A GST is going to mean huge compliance costs. I have here a document from the New Zealand government's Department of Inland Revenue entitled GST guide: a guide to working with the GST. It says:

We have written this booklet to help all businesses and organisations that have to charge GST and need more information about it. We hope you find this guide helpful when filling in your GST returns. It will show you how you can avoid incurring penalties and how or when GST is refunded to you.

I ask the minister at the table to have a look. It is 80 pages long and, of course, the New Zealand model is generally accepted as one of the more simple forms of a GST in the international community. It is 80 pages, and this is the quick, easy guide to operating a small business under a GST regime in New Zealand!

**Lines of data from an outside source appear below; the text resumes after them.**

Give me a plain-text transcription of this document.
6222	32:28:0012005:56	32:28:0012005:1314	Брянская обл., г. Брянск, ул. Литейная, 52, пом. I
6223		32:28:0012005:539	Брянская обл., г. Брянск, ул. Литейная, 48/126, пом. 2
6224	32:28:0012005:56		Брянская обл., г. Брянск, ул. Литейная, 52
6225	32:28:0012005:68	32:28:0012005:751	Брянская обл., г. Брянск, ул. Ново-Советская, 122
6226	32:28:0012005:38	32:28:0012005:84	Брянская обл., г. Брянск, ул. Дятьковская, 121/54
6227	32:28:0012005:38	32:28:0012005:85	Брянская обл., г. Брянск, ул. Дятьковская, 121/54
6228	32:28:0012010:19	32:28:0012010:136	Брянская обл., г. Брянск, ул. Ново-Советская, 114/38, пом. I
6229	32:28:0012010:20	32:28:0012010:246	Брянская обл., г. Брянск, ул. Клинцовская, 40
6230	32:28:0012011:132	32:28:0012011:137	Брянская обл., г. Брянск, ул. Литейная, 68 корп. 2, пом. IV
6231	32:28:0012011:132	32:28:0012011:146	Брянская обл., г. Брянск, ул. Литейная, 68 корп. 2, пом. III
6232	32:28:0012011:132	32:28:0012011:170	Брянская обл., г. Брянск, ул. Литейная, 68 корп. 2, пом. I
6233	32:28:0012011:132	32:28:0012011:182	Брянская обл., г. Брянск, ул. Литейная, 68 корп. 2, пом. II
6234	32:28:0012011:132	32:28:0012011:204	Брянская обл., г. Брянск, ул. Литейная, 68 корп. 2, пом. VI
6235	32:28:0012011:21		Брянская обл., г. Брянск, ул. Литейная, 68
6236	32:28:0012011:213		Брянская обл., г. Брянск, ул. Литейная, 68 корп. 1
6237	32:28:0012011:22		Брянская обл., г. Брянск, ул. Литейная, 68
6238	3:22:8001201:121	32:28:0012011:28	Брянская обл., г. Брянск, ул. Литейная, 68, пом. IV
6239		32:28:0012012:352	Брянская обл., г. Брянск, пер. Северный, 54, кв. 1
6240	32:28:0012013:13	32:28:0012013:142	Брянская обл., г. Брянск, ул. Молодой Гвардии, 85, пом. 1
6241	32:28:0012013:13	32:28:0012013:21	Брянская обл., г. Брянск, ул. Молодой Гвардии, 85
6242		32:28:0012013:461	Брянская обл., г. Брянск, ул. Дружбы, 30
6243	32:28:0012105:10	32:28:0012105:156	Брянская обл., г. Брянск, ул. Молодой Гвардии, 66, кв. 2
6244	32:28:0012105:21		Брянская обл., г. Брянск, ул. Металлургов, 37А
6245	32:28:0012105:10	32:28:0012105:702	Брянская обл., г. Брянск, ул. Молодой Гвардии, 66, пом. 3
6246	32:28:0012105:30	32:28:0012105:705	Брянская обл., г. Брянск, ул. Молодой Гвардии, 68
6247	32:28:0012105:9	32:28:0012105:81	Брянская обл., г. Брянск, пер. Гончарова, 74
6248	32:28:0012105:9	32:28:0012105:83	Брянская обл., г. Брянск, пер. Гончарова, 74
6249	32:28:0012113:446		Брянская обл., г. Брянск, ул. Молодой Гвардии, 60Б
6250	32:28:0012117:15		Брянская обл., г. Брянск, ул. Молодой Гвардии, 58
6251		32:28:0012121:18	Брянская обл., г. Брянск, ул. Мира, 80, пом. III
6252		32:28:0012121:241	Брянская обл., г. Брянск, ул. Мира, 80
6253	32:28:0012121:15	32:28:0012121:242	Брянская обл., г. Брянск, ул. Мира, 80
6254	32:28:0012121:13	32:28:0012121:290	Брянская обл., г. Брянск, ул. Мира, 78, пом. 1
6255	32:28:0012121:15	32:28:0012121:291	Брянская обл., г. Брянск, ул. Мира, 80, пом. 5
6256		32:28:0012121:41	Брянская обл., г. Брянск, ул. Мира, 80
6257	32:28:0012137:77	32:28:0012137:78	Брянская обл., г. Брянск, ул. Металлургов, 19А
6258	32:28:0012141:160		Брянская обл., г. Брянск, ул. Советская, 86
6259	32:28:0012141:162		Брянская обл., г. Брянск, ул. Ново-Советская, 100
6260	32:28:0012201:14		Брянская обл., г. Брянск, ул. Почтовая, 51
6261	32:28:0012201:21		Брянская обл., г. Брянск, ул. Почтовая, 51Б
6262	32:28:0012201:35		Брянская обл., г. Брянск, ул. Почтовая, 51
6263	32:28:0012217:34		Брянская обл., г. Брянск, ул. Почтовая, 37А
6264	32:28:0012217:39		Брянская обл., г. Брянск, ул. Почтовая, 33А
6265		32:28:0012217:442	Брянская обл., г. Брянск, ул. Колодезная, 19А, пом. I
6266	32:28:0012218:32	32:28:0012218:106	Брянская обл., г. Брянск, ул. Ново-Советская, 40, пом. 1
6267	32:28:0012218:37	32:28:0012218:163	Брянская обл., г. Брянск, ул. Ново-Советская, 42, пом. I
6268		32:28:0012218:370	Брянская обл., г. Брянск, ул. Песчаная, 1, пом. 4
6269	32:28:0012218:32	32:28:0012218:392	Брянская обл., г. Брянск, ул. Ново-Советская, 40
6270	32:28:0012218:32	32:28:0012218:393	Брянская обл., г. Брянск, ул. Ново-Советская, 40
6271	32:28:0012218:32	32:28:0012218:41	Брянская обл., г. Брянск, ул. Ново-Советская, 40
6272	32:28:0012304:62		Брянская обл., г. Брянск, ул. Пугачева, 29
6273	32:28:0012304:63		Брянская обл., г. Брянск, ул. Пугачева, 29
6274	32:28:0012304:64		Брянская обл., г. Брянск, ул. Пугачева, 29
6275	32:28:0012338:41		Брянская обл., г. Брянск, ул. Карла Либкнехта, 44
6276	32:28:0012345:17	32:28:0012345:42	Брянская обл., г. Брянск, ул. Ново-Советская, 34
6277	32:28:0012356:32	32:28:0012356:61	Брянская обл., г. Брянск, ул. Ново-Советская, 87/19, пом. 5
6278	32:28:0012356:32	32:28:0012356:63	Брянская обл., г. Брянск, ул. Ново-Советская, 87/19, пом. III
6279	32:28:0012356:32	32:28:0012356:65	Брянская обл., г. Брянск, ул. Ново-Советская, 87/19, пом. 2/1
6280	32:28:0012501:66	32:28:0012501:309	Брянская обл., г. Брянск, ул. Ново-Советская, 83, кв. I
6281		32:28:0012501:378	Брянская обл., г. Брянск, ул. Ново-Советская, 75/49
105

When you open it up, you see a whole plethora of complicated forms that business people in the New Zealand economy have to face daily.

Mr Hockey —Will you table it?

Mr FITZGIBBON —I will be happy to table it, as the minister at the table invites me to do. I am sure it will make great bedtime reading for him tonight. I seek leave to table the document.

Leave granted.

Mr FITZGIBBON —Contrary to what the government would have us believe, this is a poor, regressive tax which is going to produce huge cash flow problems for the small business sector. As a consequence, it is going to lead to higher operating costs.

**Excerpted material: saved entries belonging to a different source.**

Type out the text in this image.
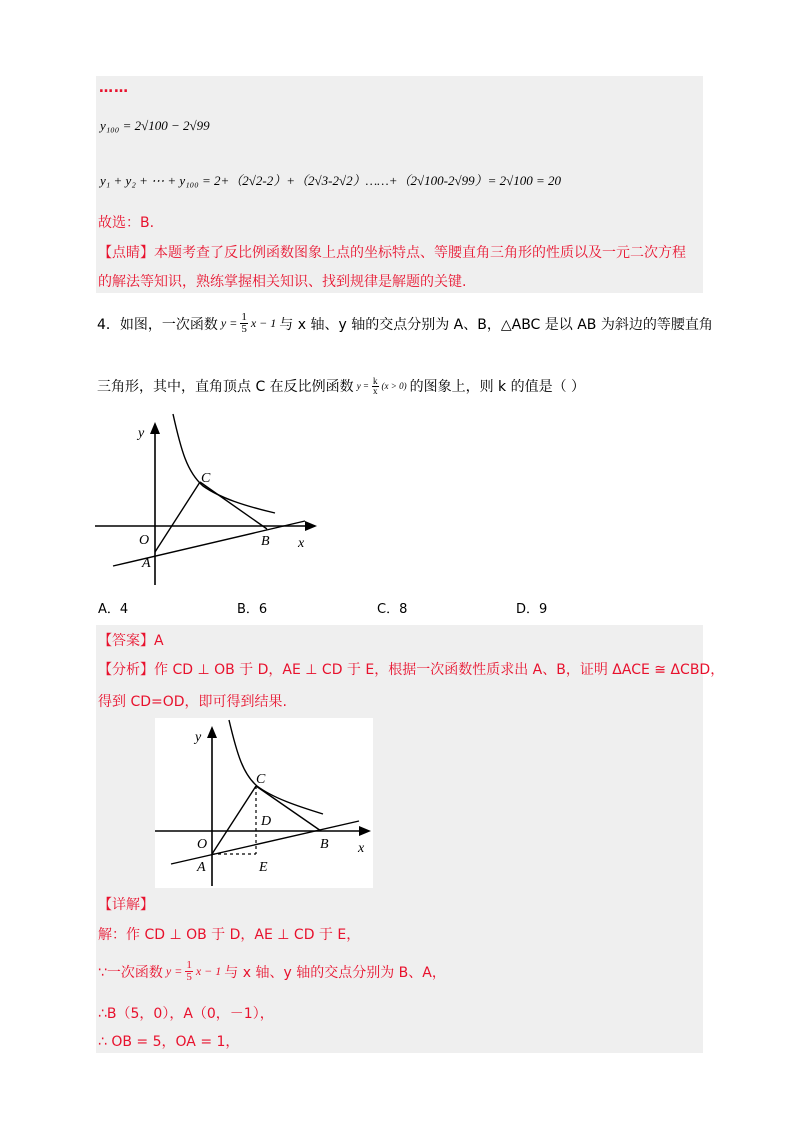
……
y₁₀₀ = 2√100 − 2√99
y₁ + y₂ + ⋯ + y₁₀₀ = 2+（2√2-2）+（2√3-2√2）……+（2√100-2√99）= 2√100 = 20
故选：B.
【点睛】本题考查了反比例函数图象上点的坐标特点、等腰直角三角形的性质以及一元二次方程
的解法等知识，熟练掌握相关知识、找到规律是解题的关键.
4．如图，一次函数 $y = \frac{1}{5}$ x − 1 与 x 轴、y 轴的交点分别为 A、B，△ABC 是以 AB 为斜边的等腰直角
三角形，其中，直角顶点 C 在反比例函数 $y = \frac{k}{x} (x > 0)$ 的图象上，则 k 的值是（ ）
y
x
O
A
B
C
A．4	B．6	C．8	D．9
【答案】A
【分析】作 CD ⊥ OB 于 D，AE ⊥ CD 于 E，根据一次函数性质求出 A、B，证明 ΔACE ≅ ΔCBD，
得到 CD=OD，即可得到结果.
y
x
O
A
B
C
D
E
【详解】
解：作 CD ⊥ OB 于 D，AE ⊥ CD 于 E，
∵一次函数 $y = \frac{1}{5}$ x − 1 与 x 轴、y 轴的交点分别为 B、A，
∴B（5，0），A（0，－1），
∴ OB = 5，OA = 1，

This is a poor, regressive tax. I was pleased to see the government finally appoint a consultative committee to look at the impact of the GST—the finer detail of the GST—on the small business sector. I congratulate those people who have been appointed to that committee. I have had the opportunity to meet with them and discuss matters of importance to the sector over the last few weeks. I wish them well in their endeavours, because there is no doubt that there are a number of issues for them to address and Curt Rendall and his team will have to grapple with those over the coming weeks.

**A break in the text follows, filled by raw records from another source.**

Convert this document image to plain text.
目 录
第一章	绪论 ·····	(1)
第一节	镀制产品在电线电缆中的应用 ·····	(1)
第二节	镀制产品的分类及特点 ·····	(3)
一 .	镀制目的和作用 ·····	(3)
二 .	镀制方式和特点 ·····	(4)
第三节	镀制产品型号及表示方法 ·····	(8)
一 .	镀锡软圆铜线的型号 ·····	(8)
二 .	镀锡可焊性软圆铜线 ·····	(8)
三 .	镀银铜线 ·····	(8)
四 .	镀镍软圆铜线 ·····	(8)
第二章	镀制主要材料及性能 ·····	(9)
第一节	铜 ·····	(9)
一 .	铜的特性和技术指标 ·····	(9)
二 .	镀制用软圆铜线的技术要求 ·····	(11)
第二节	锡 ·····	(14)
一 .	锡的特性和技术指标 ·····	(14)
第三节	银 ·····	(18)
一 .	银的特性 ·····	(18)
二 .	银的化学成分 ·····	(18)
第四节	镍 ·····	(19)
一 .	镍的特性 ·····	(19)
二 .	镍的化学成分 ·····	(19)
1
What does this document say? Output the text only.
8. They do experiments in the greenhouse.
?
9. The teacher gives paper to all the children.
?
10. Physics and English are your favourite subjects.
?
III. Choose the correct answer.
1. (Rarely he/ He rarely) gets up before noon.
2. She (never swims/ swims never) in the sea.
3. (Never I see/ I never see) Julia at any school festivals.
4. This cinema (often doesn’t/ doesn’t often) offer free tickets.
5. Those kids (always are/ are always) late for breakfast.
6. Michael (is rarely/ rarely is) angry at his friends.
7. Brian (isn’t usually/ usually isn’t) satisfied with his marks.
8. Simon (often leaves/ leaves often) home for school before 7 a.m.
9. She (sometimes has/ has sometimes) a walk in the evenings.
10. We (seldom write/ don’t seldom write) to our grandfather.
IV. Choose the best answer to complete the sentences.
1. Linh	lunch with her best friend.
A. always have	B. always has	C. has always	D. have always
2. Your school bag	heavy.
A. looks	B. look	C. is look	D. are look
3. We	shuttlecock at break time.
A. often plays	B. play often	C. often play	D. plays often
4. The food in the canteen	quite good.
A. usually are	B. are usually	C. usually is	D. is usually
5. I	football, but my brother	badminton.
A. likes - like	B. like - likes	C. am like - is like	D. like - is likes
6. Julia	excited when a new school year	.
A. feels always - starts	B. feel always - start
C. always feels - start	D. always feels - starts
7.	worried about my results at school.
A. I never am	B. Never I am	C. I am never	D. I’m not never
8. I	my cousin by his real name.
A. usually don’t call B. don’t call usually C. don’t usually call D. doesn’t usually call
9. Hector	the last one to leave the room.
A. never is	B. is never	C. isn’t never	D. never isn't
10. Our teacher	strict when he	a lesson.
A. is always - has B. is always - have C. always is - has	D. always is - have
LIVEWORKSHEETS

The government should make no mistake about the fact that the small business community is, at the very best, ambivalent about these tax changes. I will not call them tax reforms as the government chooses to. You will hear certain representatives of some of the peak bodies—in some cases out of loyalty to the conservative side of politics—say that this is not a bad thing for their members. But, if the minister at the table took the time to walk the streets, the strip developments and the shopping centres and actually talk to the small business community, I can assure him he would find a small business community very concerned about the impact of this tax.

Mr Hockey —They love it.

Mr FITZGIBBON —The minister at the table says that they love it. I have travelled the length and breadth of the country over the last few months as well as talking to my own small business community in my electorate and I have not yet found one small business operator enthusiastic about this tax. I remind the minister at the table that the ABS definition of a small business is one which employs 20 people or less or, in the case of a manufacturing firm, 100 or less. I point out that it is time that he left the big end of town and stopped talking to those who least need assistance. He should get down to the other end and talk to the mum and dad businesspeople of this world and find out what sorts of issues they are facing. Learn for yourself, Minister, that they are horrified by the prospect of the introduction of this tax. They are prepared to listen but, as last week's Yellow Pages Small Business Index showed, you have a long way to go before you convince the small business community that this is a good tax for them.